Gries, who has won a couple of Emmys for television productions, said that in the first scenes, "Ali was low key — Ali as we know him. He was doing what I was looking for him to do not to act, but to do simply as Ali would do.

"He has tremendous potential. He did some technical things I would expect from an actor with 10 or 15 years experience and that some never do. Borgnine (portraying Ali's trainer and confidante, Angelo Dundee) missed a line and Ali picked up on the scene. His instincts are pure and good."

Said producer John Marshall:

"I knew when I decided to produce this picture, I was taking a calculated gamble. The man had never acted before. But when he finished his first scene, the entire company applauded. I would say he's going to turn out to be an actor of some semblance, and, of course, he is incredibly photogenic."

Jones, who starred in the boxing movie, The Great White Hope, and plays Malcolm X in The Greatest, commented:

"If anything, I've learned from him.

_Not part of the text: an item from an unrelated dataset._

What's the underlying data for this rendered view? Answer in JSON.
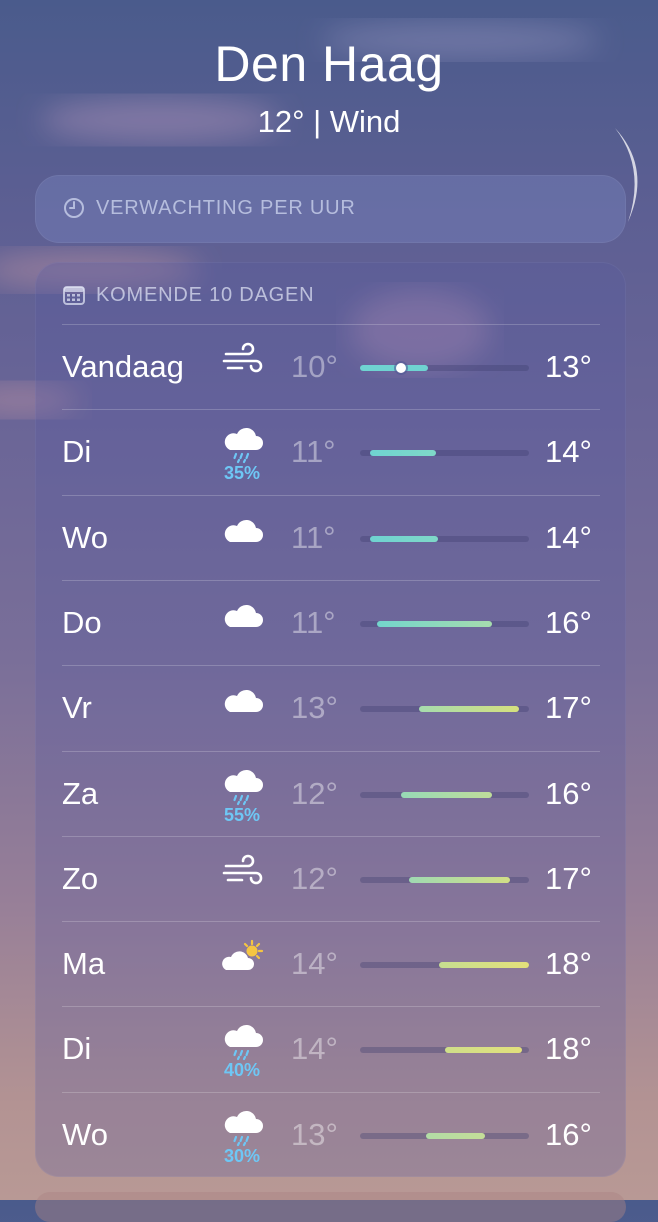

I've always felt he was one of the greatest performers in the world. It's a pleasant shock to find out how good an actor he is."

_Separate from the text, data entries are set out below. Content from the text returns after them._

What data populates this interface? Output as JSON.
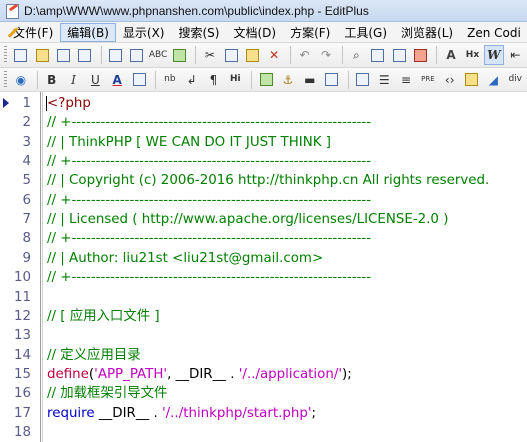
{
  "window": {
    "title": "D:\\amp\\WWW\\www.phpnanshen.com\\public\\index.php - EditPlus"
  },
  "menu": [
    {
      "label": "文件(F)"
    },
    {
      "label": "编辑(B)"
    },
    {
      "label": "显示(X)"
    },
    {
      "label": "搜索(S)"
    },
    {
      "label": "文档(D)"
    },
    {
      "label": "方案(F)"
    },
    {
      "label": "工具(G)"
    },
    {
      "label": "浏览器(L)"
    },
    {
      "label": "Zen Codi"
    }
  ],
  "toolbar_two": {
    "bold": "B",
    "italic": "I",
    "underline": "U",
    "font_color": "A",
    "nbsp": "nb",
    "line_break": "↲",
    "paragraph": "¶",
    "heading": "Hi",
    "pre": "PRE",
    "hx": "Hx",
    "div": "div"
  },
  "editor": {
    "lines": [
      {
        "num": "1",
        "spans": [
          {
            "cls": "c-tag",
            "text": "<?php"
          }
        ]
      },
      {
        "num": "2",
        "spans": [
          {
            "cls": "c-comment",
            "text": "// +--------------------------------------------------------------"
          }
        ]
      },
      {
        "num": "3",
        "spans": [
          {
            "cls": "c-comment",
            "text": "// | ThinkPHP [ WE CAN DO IT JUST THINK ]"
          }
        ]
      },
      {
        "num": "4",
        "spans": [
          {
            "cls": "c-comment",
            "text": "// +--------------------------------------------------------------"
          }
        ]
      },
      {
        "num": "5",
        "spans": [
          {
            "cls": "c-comment",
            "text": "// | Copyright (c) 2006-2016 http://thinkphp.cn All rights reserved."
          }
        ]
      },
      {
        "num": "6",
        "spans": [
          {
            "cls": "c-comment",
            "text": "// +--------------------------------------------------------------"
          }
        ]
      },
      {
        "num": "7",
        "spans": [
          {
            "cls": "c-comment",
            "text": "// | Licensed ( http://www.apache.org/licenses/LICENSE-2.0 )"
          }
        ]
      },
      {
        "num": "8",
        "spans": [
          {
            "cls": "c-comment",
            "text": "// +--------------------------------------------------------------"
          }
        ]
      },
      {
        "num": "9",
        "spans": [
          {
            "cls": "c-comment",
            "text": "// | Author: liu21st <liu21st@gmail.com>"
          }
        ]
      },
      {
        "num": "10",
        "spans": [
          {
            "cls": "c-comment",
            "text": "// +--------------------------------------------------------------"
          }
        ]
      },
      {
        "num": "11",
        "spans": []
      },
      {
        "num": "12",
        "spans": [
          {
            "cls": "c-comment",
            "text": "// [ 应用入口文件 ]"
          }
        ]
      },
      {
        "num": "13",
        "spans": []
      },
      {
        "num": "14",
        "spans": [
          {
            "cls": "c-comment",
            "text": "// 定义应用目录"
          }
        ]
      },
      {
        "num": "15",
        "spans": [
          {
            "cls": "c-func",
            "text": "define"
          },
          {
            "cls": "c-plain",
            "text": "("
          },
          {
            "cls": "c-str",
            "text": "'APP_PATH'"
          },
          {
            "cls": "c-plain",
            "text": ", __DIR__ . "
          },
          {
            "cls": "c-str",
            "text": "'/../application/'"
          },
          {
            "cls": "c-plain",
            "text": ");"
          }
        ]
      },
      {
        "num": "16",
        "spans": [
          {
            "cls": "c-comment",
            "text": "// 加载框架引导文件"
          }
        ]
      },
      {
        "num": "17",
        "spans": [
          {
            "cls": "c-kw",
            "text": "require"
          },
          {
            "cls": "c-plain",
            "text": " __DIR__ . "
          },
          {
            "cls": "c-str",
            "text": "'/../thinkphp/start.php'"
          },
          {
            "cls": "c-plain",
            "text": ";"
          }
        ]
      },
      {
        "num": "18",
        "spans": []
      }
    ]
  }
}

Marshall said, "Ali has an absolutely uncanny knack of avoiding mistakes and editing himself."

"I don't expect him to say the lines exactly as they are written," added Gries. "He comes close enough and the things he has to say frequently are better because it comes from his heart."

"He brings in much more to it than that," said Jones. "When he ad-libs, it's right from his experiences."

Borgnine put it this way: "For his own life, who could play it better?"

"The theme of the film is simple," says Gries. "Here is a man who listened to himself. If you stand by your beliefs and principles everything else will take care of itself."

Script writer Lardner says he studied tapes of Ali, then wrote dialogue to match. It's expected that Ali will improvise heavily, Lardner explains, but if there's too much spontaneity "that could affect and change other scenes ... that's why I'm here on the set."

Portraying Ali as a young man in The Greatest are Phillip ("Chip") McCallister, 19, of Los Angeles, and James Leroy Smith, 13, of Buena Park, Calif. They are being coached for their boxing scenes by Hedgmon Lewis, former world-ranked welterweight boxer.

McAllister, whose main interests have been sports and acting, plays Ali in the pivotal period of his boxing career. At 6-foot-1 and 185 pounds, Chip is an Ali look-alike and plays the champ in the period when Ali engaged in more than 100 amateur bouts before turning professional and winning the heavyweight title from Sonny Liston in 1964 at the age of 22.

A former varsity swimmer and football player at Dorsey High School in Los Angeles, McAllister wrote the casting director that he was "crazy about the man" (Ali), that he imitated him frequently, that he was "born to talk" (like Ali) and that he always had wanted to "mix sports and acting."

Smith, who bears a remarkable similarity to Ali as a boy, was chosen for the role over 200 aspirants after a nationwide search. The film role will be his professional acting debut.

A former student at Our Savior Christian School in Philadelphia, the town where he was born, Smith now attends McComber Junior High in Buena Park, where he is active in sports.

It was the day before his disputed 15-round decision over challenger Ken Norton that Ali introduced Chip and James Leroy at a crowded press conference called by Columbia Pictures in New York.

"I shouldn't be here now, I should be getting ready for tomorrow night," Ali told reporters. "But I came here for these two young fellows (putting an arm around their shoulders)."

And then the champ proceeded to take on the newspaper and television-radio media in his usual talkative fashion — and considerable leg-pulling.

"I must be a pretty good actor, if you believe all the things I been saying I'm gonna do to Norton."

At one point, he really put on everyone with this bit:

"I have a very good friend here today I'd like you all to meet. A great entertainer — Elvis Presley," he said, pointing towards the rear of the jam-packed room.

As everyone strained to catch a glimpse of Elvis, Ali called out "April Fool!" and added with a laugh, "How's that for acting?"

Well, moviegoers will soon find out.